Celui-là s’élança du siège avec l’empressement d’un homme qui n’a pas de doutes sur l’issue de la querelle et, après avoir accroché sa houppelande à collet à la barre de dessus, il retourna coquettement les manchettes plissées de sa chemise de batiste.
– Je vais vous payer votre conseil, mon homme, dit-il.
Les amis, qui étaient sur la voiture, savaient, j’en suis certain, qui était ce gros forgeron et se faisaient un plaisir de premier ordre de voir leur camarade donner tête baissée dans le piège.
Ils poussaient des hurlements de satisfaction et lui jetaient à grands cris des phrases, des conseils.
– Secouez-lui un peu sa suie, Lord Frédérick, criaient-ils.
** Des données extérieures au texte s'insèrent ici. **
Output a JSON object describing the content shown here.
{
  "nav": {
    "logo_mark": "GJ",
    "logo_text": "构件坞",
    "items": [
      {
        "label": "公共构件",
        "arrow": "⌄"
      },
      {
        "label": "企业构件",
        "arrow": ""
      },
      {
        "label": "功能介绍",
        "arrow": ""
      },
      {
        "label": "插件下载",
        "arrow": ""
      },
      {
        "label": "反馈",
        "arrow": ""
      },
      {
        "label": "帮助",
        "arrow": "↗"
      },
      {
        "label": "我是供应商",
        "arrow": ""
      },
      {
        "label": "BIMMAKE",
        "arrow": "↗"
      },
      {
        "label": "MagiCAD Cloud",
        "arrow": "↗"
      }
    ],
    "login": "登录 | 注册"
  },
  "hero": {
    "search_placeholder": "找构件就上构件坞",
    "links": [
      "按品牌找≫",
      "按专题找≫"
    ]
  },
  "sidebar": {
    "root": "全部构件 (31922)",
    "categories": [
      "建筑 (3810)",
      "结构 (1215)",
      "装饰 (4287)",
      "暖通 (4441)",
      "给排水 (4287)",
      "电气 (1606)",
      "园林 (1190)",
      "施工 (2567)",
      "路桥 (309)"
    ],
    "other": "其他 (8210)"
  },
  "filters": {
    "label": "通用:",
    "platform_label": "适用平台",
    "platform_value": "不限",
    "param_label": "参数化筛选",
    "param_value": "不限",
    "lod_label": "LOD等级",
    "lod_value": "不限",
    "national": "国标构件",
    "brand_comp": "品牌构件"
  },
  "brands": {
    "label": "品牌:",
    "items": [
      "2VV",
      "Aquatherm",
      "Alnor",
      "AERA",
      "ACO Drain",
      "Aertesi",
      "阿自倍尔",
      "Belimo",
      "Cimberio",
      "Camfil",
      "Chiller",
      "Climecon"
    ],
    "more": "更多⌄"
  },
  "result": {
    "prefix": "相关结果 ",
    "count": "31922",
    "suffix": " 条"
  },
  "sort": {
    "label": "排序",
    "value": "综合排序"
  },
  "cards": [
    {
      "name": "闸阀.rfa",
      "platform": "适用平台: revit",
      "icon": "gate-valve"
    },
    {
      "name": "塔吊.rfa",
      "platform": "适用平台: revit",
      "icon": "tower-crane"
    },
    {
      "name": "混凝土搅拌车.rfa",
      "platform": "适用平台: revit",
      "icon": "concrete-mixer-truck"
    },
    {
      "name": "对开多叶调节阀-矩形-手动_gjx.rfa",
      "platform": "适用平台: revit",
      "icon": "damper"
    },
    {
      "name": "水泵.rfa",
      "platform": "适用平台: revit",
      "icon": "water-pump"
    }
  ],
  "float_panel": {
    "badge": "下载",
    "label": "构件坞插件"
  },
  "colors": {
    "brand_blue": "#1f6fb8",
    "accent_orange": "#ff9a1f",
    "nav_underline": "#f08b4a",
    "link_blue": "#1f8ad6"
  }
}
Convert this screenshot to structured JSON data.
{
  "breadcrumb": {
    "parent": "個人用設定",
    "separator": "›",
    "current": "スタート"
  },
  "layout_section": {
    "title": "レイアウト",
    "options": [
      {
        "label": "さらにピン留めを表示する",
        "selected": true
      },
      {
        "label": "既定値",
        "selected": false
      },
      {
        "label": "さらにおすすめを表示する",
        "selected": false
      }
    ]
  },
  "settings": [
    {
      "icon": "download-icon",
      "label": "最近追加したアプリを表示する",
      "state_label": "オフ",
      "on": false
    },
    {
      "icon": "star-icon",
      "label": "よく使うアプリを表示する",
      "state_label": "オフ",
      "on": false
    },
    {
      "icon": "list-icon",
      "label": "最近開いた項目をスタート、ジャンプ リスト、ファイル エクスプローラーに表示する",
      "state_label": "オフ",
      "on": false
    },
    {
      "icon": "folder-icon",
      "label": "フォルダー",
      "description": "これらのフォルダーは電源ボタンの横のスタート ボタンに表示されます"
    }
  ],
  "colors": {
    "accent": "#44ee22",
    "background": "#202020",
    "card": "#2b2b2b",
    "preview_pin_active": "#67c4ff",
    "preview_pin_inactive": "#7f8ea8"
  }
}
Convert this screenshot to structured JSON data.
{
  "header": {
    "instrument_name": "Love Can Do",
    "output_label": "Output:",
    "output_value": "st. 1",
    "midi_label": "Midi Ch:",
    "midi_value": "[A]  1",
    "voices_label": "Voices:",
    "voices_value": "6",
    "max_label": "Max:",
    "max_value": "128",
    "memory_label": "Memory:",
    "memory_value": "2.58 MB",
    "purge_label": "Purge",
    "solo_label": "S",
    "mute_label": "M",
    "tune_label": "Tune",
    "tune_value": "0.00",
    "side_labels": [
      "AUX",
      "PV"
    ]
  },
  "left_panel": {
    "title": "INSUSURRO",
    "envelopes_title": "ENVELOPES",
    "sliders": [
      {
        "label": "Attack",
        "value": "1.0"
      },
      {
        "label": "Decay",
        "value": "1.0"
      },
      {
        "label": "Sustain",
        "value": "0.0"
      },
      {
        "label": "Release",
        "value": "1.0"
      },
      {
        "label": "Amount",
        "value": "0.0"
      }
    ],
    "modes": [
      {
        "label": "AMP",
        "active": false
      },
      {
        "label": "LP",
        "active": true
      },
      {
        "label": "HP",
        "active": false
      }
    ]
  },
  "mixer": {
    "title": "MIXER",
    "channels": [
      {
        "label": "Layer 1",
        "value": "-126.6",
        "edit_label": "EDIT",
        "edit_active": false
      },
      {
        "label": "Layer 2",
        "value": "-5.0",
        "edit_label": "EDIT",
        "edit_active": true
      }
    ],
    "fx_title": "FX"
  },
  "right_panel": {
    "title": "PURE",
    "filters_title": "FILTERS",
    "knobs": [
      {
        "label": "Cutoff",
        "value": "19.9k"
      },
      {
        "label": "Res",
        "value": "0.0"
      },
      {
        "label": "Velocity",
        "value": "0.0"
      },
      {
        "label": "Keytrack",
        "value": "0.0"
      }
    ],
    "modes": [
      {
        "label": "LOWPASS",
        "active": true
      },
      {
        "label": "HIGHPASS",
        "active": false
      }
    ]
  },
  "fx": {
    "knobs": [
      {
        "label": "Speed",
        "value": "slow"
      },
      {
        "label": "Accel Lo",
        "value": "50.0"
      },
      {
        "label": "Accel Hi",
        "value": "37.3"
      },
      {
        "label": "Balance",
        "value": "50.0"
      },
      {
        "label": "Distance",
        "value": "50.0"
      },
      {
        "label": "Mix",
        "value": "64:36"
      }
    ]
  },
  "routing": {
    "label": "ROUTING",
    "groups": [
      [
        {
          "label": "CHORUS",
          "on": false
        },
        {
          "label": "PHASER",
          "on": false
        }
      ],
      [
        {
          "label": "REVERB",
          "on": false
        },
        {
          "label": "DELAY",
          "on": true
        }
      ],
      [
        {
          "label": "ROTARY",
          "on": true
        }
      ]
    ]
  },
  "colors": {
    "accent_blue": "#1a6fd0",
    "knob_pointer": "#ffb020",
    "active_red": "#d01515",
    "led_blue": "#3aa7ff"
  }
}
Servez-lui son déjeuner à ce Jeannot-tout-cru. Roulez-le dans son tas de cendre. Et dépêchez-vous, sans quoi vous allez voir son dos.
Encouragé par ces clameurs, le jeune patricien s’avança vers son homme.
Le forgeron ne bougea pas, mais ses lèvres se contractèrent avec une expression farouche pendant que ses gros sourcils s’abaissaient sur ses yeux perçants et gris.
Il avait lâché les tenailles et les bras libres étaient ballants.
– Faites attention, mon maître, dit-il. Sans cela vous allez vous faire poivrer.
Il y avait dans cette voix un ton d’assurance, il y avait dans cette attitude une fermeté calme, qui firent deviner le danger au jeune Lord.
Je le vis examiner son antagoniste attentivement et aussitôt ses mains tombèrent, sa figure s’allongea.
– Pardieu ! s’écria-t-il, c’est Jack Harrison.
– Lui-même, mon maître.
– Ah ! je croyais avoir affaire à quelque mangeur de lard du comté d’Essex. Eh ! eh ! mon homme, je ne vous ai pas revu depuis le jour où vous avez presque tué Baruch le noir, ce qui m’a coûté cent bonnes livres.
Quels hurlements poussait-on sur la voiture !
– Kiss ! Kiss ! Par Dieu ! criaient-ils, c’est Jack Harrison l’assommeur. Lord Fréderick était sur le point de s’en prendre à l’ex-Champion. Flanquez-lui un coup sur le tablier, Fred, et voyons ce qui arrivera.
Mais le conducteur avait déjà remonté sur son siège et riait plus fort que pas un de ses camarades.
– Nous vous laissons aller pour cette fois, Harrison, dit-il. Sont-ce là vos fils ?
– Celui-ci est mon neveu, maître.
– Voici une guinée pour lui. Il ne pourra pas dire que je l’aie privé de son oncle.
Et ayant mis ainsi les rieurs de son côté par la façon gaie de prendre les choses, il fit claquer son fouet et l’on partit à fond de train pour faire en moins de cinq heures le trajet de Londres, tandis que Harrison, son fer non achevé à la main, rentrait chez lui en sifflant.